April 26, 2017 –
Army Reserve Soldiers - comprising of civil affairs, engineers, transportation, and other branches - took part in the 76th Operational Response Command’s Defense Support of Civil Authorities held here April 22-24. Coordinated by the 76th ORC and the Federal Emergency Management Agency, DSCA workshops engage Soldiers with seminars, hands-on training exercises, and guidance in order to augment individual and unit disaster response capabilities.
“Today’s event is a good opportunity for all of the commanders within the FEMA Region VI area to come and learn about Defense Support of Civil Authorities,” said Col. Hiram Tabler, the Director of Military Support for the Oklahoma Army National Guard. “It’s very important for the commanders and their staff to understand the whole DSCA process, because it’s different working with civilian authorities versus working in a wartime environment.”
Recurring numerous times each year in the United States, these DSCA training events instructs Soldiers on effective deployment of personnel and assets in emergency response situations and what can be done within legal parameters. Furthermore, the workshops emphasize coordination with the Army National Guard and civilian agencies such as FEMA, law enforcement, and firefighters.
“I appreciate coming to these [events] because it helps to reinforce disaster and emergency preparedness, different types of training, and rules and regulations that we can take back into the states to work with our stakeholders,” said Col. Emily Perry, the Emergency Preparedness Liaison Officer for the Defense Coordinating Element of FEMA Region VI-New Mexico.
Although Perry and a few other Soldiers harbor an extensive background in DSCA operations, many have had little or no knowledge of the process beforehand. For Capt.

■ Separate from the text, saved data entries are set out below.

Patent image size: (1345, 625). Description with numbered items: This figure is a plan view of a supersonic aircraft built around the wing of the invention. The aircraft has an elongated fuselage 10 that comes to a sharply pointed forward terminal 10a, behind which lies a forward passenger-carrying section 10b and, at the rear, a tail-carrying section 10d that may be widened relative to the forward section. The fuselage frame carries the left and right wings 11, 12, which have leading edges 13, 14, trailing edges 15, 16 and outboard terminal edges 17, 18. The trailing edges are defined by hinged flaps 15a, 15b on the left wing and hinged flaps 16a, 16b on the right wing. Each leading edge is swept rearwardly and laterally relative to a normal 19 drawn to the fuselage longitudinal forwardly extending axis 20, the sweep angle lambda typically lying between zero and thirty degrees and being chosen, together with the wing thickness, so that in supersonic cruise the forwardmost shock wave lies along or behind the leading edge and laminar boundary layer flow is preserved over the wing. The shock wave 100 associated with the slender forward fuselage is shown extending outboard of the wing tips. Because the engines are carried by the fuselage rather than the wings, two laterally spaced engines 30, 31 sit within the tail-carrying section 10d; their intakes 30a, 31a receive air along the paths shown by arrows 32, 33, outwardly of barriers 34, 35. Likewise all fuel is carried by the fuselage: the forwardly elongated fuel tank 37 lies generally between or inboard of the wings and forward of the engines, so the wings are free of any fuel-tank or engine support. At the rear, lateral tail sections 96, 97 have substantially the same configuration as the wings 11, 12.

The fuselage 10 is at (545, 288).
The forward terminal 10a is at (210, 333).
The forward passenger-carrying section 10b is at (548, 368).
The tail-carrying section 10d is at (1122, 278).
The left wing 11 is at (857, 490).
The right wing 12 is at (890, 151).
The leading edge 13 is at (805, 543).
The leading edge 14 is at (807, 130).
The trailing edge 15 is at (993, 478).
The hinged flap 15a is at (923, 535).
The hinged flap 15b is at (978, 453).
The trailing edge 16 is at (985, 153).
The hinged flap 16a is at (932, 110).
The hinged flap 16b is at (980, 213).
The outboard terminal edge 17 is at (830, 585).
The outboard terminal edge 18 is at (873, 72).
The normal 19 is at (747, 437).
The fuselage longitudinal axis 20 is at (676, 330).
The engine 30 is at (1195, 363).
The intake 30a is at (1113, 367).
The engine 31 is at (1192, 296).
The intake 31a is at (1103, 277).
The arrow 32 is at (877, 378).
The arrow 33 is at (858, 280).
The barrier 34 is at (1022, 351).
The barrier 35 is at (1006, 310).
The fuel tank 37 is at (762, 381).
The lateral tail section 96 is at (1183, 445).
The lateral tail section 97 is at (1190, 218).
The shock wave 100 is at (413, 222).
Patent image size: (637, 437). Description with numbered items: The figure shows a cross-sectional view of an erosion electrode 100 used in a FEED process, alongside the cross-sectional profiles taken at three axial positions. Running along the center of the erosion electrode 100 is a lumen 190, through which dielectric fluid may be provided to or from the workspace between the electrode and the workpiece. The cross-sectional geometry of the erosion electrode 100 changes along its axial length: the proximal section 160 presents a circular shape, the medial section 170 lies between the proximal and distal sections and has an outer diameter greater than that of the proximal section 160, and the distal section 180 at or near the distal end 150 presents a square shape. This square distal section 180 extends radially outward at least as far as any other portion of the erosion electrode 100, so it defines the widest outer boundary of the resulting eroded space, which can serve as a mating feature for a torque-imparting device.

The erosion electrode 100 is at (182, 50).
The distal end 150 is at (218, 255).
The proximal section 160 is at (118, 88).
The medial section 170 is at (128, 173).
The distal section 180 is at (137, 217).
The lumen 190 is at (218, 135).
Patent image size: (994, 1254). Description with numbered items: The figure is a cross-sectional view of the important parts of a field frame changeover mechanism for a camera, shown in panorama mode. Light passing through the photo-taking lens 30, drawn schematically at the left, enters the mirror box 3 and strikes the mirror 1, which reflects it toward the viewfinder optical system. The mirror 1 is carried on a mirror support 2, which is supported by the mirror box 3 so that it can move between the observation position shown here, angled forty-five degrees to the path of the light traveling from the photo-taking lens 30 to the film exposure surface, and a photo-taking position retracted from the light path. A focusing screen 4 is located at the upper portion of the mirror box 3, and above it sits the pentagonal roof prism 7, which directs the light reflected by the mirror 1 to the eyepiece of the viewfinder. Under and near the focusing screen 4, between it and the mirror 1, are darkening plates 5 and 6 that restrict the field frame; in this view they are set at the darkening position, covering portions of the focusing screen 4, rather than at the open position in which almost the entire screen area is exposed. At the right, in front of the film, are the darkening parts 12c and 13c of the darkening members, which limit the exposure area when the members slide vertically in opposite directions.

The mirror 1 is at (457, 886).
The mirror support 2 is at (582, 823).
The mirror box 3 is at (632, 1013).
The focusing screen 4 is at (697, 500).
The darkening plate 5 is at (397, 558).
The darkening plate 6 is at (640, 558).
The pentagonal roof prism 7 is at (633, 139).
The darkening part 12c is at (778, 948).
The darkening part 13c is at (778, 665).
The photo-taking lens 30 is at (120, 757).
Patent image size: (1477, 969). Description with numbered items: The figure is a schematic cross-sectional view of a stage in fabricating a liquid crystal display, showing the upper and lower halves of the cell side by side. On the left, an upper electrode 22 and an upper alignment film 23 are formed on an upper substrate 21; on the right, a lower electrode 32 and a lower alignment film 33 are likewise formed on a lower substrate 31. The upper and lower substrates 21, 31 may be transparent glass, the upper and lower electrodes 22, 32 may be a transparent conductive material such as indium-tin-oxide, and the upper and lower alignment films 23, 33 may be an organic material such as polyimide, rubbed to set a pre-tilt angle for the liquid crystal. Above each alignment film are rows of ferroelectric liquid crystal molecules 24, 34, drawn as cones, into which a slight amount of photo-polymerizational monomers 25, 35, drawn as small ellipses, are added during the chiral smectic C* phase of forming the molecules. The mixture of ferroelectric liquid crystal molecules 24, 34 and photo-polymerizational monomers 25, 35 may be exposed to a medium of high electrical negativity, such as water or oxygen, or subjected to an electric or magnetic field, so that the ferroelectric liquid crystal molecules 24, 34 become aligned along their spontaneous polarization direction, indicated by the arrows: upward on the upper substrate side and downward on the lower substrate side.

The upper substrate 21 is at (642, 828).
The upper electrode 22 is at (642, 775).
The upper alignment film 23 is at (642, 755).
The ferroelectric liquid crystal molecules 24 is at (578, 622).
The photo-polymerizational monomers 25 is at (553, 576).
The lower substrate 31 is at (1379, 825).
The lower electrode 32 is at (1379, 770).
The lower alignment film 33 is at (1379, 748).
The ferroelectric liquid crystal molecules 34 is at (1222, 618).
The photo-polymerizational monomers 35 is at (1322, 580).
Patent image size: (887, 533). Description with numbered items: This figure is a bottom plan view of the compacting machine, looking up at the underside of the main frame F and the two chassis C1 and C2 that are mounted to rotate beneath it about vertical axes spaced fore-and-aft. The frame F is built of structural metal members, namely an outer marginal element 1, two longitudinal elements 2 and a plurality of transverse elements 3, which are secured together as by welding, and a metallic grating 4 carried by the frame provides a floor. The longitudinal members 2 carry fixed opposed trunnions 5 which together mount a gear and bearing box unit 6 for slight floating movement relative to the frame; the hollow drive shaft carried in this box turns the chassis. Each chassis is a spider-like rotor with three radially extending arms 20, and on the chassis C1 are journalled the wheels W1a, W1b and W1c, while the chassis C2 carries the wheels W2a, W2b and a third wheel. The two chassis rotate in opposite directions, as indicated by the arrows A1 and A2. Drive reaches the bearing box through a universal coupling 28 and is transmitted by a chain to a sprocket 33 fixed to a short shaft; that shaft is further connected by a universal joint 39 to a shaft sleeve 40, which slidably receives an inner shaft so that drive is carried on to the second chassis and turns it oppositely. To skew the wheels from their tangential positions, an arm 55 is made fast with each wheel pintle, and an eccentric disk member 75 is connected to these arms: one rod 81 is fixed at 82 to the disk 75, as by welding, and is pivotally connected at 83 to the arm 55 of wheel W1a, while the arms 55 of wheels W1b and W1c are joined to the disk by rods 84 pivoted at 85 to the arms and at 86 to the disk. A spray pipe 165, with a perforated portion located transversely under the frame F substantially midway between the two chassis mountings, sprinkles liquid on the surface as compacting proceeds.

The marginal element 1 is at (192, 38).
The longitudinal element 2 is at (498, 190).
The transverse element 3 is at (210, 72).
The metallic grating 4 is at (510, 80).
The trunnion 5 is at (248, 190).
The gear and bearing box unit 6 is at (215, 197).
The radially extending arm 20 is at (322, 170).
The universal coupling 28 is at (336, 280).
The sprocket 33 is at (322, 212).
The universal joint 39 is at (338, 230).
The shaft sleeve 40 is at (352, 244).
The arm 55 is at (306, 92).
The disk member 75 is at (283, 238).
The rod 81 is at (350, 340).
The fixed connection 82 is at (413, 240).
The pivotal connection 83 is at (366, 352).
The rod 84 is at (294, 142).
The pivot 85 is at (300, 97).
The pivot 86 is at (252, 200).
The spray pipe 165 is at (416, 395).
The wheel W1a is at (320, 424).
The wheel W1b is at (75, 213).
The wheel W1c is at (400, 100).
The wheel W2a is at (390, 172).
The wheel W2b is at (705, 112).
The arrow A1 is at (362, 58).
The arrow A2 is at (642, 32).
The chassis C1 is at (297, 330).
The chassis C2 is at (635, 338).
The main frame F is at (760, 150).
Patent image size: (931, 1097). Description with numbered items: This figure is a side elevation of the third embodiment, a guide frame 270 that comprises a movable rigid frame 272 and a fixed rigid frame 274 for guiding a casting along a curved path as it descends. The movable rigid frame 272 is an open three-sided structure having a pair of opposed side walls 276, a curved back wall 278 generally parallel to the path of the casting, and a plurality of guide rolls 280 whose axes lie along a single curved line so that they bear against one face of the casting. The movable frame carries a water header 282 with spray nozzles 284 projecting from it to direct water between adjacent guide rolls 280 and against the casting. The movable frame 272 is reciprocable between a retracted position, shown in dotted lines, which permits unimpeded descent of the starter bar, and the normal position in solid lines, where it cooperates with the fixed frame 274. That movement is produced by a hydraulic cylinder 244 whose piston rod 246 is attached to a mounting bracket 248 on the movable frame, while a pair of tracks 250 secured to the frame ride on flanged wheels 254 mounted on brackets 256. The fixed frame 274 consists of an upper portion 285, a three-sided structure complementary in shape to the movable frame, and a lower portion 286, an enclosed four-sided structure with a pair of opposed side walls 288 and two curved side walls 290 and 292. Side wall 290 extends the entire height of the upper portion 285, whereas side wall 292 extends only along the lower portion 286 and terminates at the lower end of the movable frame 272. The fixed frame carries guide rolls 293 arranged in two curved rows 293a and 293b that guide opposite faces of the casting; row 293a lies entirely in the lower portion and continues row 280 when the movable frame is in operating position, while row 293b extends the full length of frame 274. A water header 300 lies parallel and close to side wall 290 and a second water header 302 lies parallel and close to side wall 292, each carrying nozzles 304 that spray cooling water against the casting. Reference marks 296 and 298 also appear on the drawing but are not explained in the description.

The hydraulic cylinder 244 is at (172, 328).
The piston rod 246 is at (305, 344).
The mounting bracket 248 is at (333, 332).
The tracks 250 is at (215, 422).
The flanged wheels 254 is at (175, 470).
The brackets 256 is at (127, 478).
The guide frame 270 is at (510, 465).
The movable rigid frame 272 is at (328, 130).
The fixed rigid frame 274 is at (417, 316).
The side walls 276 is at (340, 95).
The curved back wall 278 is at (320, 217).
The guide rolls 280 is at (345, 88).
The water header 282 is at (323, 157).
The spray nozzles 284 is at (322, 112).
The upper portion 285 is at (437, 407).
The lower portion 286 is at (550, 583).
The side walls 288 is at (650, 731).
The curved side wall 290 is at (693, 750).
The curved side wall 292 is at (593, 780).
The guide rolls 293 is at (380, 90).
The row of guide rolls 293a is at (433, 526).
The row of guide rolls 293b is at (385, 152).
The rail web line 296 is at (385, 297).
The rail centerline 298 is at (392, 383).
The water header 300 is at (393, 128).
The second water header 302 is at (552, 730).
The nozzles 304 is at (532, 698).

Jennifer MacGregor, a company commander from the 601st Transportation Detachment out of Santa Fe, N.M., this workshop marks her first time in its entirety.
“I think this is super-valuable training because as a Reservist, I didn’t know that my company could be involved on U.S. soil for natural disasters,” MacGregor said. “As a company commander, my job is to make sure that my company knows what to do in situations like this.”
According to Perry, the success of DSCA operations hinges mainly on a proactive approach, not a reactive one.
“I say that this is a must for any level of leadership because it’s not a matter of ‘if,’ but a matter of ‘when’ some type of natural disaster happens,” Perry said. “We need to rehearse, we need to be prepared, and we need to have our mobilization [assets] ready just like we would if we were going to war.
We need to rehearse those capabilities so if and when we’re called, we’re ready to go into that support role and to help defend our homeland,” Perry added.
The overall creation and organization of the DSCA workshops is mainly attributed to Terry New, FEMA Region VI’s Civil Military Project Officer. Although dates have yet to be determined, these events will continue to occur throughout the United States.